The lawsuit against Navient, a servicer of student loans for both private lenders and the federal government, was launched in January 2017, just two days before the Inauguration of President Donald Trump. Not only did the lawsuit give the appearance of being rushed through before a change of leadership, it soon looked even weaker when the primary allegations of the suit were shown to be overblown or outright false.
In the suit, the CFPB argued that Navient had “systematically and illegally fail[ed] borrowers at every stage of repayment” by misleading them and steering them towards forbearance — a loan status where payments are temporally suspended but where interest continues to accrue—instead of other repayment options such as income-based repayment. The suit aimed to provide “appropriate restitution” to those “consumers harmed by [Navient’s] unlawful conduct.”
In January of this year, Navient filed for summary judgment, accusing the CFPB of failing to provide proof of the claims it made in the lawsuit. The CFPB then filed a legal brief defending its suit in March. Last month, Pennsylvania’s Clerk of Court chose to unseal the complete legal brief which shines light on the weakness CFPB’s case.
Included in the CFPB’s legal brief was a chart used by Navient staff when helping borrowers choose their best option for repayment. Despite CFPB allegations that Navient pushed forbearance above all else, the chart actually places forbearance at the bottom of the list, after extended repayment, graduated repayment, income-based repayment (IBR), income-contingent repayment (ICR), income-sensitive repayment (ISR), and deferment.
The chart states in bold white lettering, “Forbearance should not be considered until all other options have been exhausted.” From a business perspective, this makes sense when considering that the Department of Education pays student loan servicers significantly less for accounts in forbearance than those in other repayment plans.
Beyond this, the documents indicate that the CFPB had actually cherry picked evidence in the case. Writing in Legal Newswire, Colin Froment pointed out that “According to the brief, Navient claims that the CFPB filed its complaints before the bureau collected and thoroughly analyzed all the documents needed.” This builds on revelations during litigation where Navient asked the CFPB to identify specific borrowers who were harmed by their business practices.
The CFPB used its immensely flawed consumer compliant database to produce fifteen witnesses who alleged they were hurt by Navient. As it turns out, when Navient had the chance to examine records of these specific witnesses, it showed that Navient hadn’t done anything to mislead or intentionally harm these borrowers. In fact, at least one witness had lied to Navient about her income to become eligible for other repayment options.
Alas, none of this evidence has discouraged Sen. Elizabeth Warren, D-Mass., architect of the CFPB from her days as an academic, from continuing her crusade against the company. Last month, Warren sent a letter to U.S. Dept. of Education Secretary Betsy DeVos urging her to cut the Department of Education’s contract with Navient due to the company’s purported “decade-long record of terrible servicing practices.”

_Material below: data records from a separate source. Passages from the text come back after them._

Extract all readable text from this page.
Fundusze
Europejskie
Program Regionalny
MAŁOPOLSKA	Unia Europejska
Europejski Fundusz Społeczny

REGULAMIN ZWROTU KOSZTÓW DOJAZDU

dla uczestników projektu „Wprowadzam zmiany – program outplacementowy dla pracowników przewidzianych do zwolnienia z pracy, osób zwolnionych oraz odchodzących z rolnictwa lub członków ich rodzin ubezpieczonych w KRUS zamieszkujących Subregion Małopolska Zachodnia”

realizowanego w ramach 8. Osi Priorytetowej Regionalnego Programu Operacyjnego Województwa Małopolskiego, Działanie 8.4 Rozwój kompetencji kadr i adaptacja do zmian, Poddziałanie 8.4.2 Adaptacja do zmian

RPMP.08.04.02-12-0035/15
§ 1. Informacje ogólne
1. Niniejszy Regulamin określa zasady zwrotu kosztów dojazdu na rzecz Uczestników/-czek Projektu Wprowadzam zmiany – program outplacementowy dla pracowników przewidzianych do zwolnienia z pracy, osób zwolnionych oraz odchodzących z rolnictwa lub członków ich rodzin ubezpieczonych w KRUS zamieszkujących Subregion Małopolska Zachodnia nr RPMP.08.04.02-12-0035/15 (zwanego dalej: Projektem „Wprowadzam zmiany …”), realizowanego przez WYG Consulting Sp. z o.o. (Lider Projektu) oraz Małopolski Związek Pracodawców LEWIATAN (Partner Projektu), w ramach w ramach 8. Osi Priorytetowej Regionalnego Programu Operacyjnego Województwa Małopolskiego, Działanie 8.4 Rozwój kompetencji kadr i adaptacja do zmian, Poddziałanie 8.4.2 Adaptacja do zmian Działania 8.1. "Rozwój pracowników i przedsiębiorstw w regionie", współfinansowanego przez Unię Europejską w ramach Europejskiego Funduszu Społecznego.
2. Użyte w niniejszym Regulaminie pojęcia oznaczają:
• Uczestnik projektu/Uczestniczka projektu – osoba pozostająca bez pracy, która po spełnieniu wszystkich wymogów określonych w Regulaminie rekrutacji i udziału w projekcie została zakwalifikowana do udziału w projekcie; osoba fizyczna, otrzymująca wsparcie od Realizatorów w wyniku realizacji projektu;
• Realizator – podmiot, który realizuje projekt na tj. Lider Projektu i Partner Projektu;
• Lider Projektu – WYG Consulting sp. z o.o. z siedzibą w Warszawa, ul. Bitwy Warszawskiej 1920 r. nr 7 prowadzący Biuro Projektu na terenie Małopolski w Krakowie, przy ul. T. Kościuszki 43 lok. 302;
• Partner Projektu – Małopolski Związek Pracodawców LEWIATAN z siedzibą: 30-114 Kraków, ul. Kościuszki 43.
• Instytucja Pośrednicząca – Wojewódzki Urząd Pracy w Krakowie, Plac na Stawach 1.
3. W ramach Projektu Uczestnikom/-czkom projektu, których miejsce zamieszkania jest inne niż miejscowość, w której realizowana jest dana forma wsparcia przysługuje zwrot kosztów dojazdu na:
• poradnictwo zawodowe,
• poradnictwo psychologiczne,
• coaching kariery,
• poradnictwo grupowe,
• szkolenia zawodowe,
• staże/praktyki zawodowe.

Responding to Warren’s attack, Navient President and CEO Jack Remondi wrote to Secretary DeVos on Nov. 9:
Sadly, the letter recycles disproven Consumer Financial Protection Bureau allegations. Even after nearly six years of investigation and false claims, the CFPB has not identified even one borrower to support claims of “steering” away from an income-driven repayment (IDR) plan into forbearance. That is because there was no policy and no practice to do so.
Navient has also said that it goes well beyond the Department of Education’s student loans servicing standards and their business practices are consistent with the Consumer Data Industry Association’s guidance.
As noted by American Enterprise Institute resident fellow Jason Delisle, “You need to understand the context of all of this, and once you understand the context, it doesn’t look like the CFPB has much of a case so far.”
While headlines around student loans capture attention for good reasons, it’s important to sort fact from fiction. With such a severe lack of evidence, the CFPB should drop the case entirely and move forward with actions that truly help consumers — including student borrowers — by lifting barriers to innovation and facilitating more financial choices.